There’s another kind of really interesting practice at a company called Zappos. Zappos is a shoe company, a really good shoe company. They sell shoes for relatively a lot of money online, but their customer service is incredible. They were bought by Amazon, but they were kept as a separate company. And they have an interesting process. If you are interested in working in their customer service, you come in and you get 10 days of training in which they tell you all about the system and the processes, and you get to meet people and you play games and sing Kumbaya. And at the end of this process, they tell you, "You know what? Welcome to the family. We really love you. We want you to stay here. But you know what? This is not for everybody. And if you decide today that this is not for you, we will give you $3,000 to not take this job." Now, you can think about it. You could say, what a strange idea. How did they come up with paying people not to take a job? And by the way, this is, I don’t know, a $12 an hour job. This is not something people get lots and lots of money per hour. So $3,000 is quite substantial.
It turns out it has two goals of doing that. The first one, is they don’t want people who are not really dedicated because people who are not dedicated are not good employees themselves and they can also pollute the people around them. Right? If you sit in the floor with other people who don’t care about the job and they talk badly to customers, you know, this could penetrate and make the whole atmosphere much worse. So that’s the first thing. But the second thing is something calledcognitive dissonance. And cognitive dissonance is the idea that if you act a certain way and your beliefs are not consistent with this action, what can you do? You can’t change your action. Your action has been established and you remember what you did, so you change your beliefs to be consistent with this action.
So what happen? This offer that Zappos give doesn’t last forever; it lasts for, I think, 48 hours. And then if you didn’t take this offer after this 48 hours and you wake up every day going to work, you think to yourself, "Why didn’t I take this $3,000?" And you probably say to yourself, "It must mean because I really love this company and I’m really dedicated and I really care about it," and therefore you go to work and you’re even more careful.

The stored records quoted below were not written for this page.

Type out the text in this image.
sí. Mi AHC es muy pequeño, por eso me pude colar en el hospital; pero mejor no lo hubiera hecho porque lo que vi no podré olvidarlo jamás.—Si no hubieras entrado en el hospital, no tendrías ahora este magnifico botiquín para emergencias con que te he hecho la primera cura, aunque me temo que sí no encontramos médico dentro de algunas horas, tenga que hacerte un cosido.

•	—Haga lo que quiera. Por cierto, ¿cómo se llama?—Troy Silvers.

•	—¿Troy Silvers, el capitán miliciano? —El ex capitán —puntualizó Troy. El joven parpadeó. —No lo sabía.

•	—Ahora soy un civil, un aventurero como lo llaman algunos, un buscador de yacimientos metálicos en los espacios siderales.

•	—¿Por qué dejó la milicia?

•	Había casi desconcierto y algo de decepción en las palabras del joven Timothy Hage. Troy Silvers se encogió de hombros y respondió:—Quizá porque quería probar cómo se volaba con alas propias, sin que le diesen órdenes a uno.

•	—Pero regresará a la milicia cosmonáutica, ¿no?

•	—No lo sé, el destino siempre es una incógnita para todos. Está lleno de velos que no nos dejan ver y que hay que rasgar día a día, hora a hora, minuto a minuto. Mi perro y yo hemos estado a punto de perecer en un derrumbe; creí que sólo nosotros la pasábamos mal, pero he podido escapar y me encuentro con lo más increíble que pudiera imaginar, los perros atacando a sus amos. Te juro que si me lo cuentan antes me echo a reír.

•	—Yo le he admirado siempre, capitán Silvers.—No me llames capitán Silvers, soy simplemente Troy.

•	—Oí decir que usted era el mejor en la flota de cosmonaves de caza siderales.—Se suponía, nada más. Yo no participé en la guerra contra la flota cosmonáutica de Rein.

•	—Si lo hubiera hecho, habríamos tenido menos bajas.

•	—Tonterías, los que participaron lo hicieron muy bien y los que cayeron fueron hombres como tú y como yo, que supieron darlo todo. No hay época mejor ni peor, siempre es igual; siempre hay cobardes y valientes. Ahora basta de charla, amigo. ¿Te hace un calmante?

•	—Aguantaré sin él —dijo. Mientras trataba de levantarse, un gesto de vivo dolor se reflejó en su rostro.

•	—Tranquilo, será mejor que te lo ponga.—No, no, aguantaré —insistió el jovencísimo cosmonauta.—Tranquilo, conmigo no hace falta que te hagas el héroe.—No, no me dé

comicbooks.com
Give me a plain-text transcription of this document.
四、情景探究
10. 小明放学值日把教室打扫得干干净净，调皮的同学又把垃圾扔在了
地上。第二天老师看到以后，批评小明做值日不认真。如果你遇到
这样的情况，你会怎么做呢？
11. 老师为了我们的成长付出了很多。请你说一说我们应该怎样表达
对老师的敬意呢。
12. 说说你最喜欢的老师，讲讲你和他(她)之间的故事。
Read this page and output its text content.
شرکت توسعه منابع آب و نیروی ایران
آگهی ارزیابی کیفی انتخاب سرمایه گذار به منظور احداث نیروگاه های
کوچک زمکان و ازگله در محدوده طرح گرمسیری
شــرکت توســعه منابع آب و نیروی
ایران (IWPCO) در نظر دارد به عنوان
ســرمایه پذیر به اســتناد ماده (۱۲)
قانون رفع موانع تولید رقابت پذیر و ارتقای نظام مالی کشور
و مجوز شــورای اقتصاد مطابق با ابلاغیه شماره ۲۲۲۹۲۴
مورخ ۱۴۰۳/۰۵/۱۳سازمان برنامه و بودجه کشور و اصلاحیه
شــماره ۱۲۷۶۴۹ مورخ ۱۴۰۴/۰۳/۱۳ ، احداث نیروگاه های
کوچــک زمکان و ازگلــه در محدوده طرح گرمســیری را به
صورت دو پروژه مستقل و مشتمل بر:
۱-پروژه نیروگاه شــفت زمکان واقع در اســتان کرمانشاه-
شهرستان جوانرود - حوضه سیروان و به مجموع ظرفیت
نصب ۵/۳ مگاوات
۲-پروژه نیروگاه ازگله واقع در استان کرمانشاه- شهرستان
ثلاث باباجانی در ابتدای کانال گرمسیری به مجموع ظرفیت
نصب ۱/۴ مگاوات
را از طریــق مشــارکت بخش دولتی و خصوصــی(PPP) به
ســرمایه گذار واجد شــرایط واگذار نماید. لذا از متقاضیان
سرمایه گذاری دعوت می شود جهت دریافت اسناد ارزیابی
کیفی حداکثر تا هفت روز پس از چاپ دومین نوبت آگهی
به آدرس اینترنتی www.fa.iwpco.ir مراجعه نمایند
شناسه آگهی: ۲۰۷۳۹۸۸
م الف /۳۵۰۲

This is a really interesting approach, right? It clears the edge of the tail of people who are not caring about Zappos and it gets everybody else who takes this offer to be actually more motivated. And I think it’s really a shame that only startups, only companies who start small and start from a blank slate, are really innovative in terms of how to motivate people, and the rest of the companies, the big companies, are really not finding anything interesting. And of course, the pinnacle of this is to think about Wall Street, where compensation is basically boiled down to nothing but salaries and bonuses, as if people don’t care about anything else and this is the only thing that can motivate people. And I think we actually need to look at startups and need to look at new models and also try to innovate in that regard in big companies.
Psychologist and Author Dan Ariely says Zappos' policy of offering potential customer service employees $3000 not to take the job is money well spent.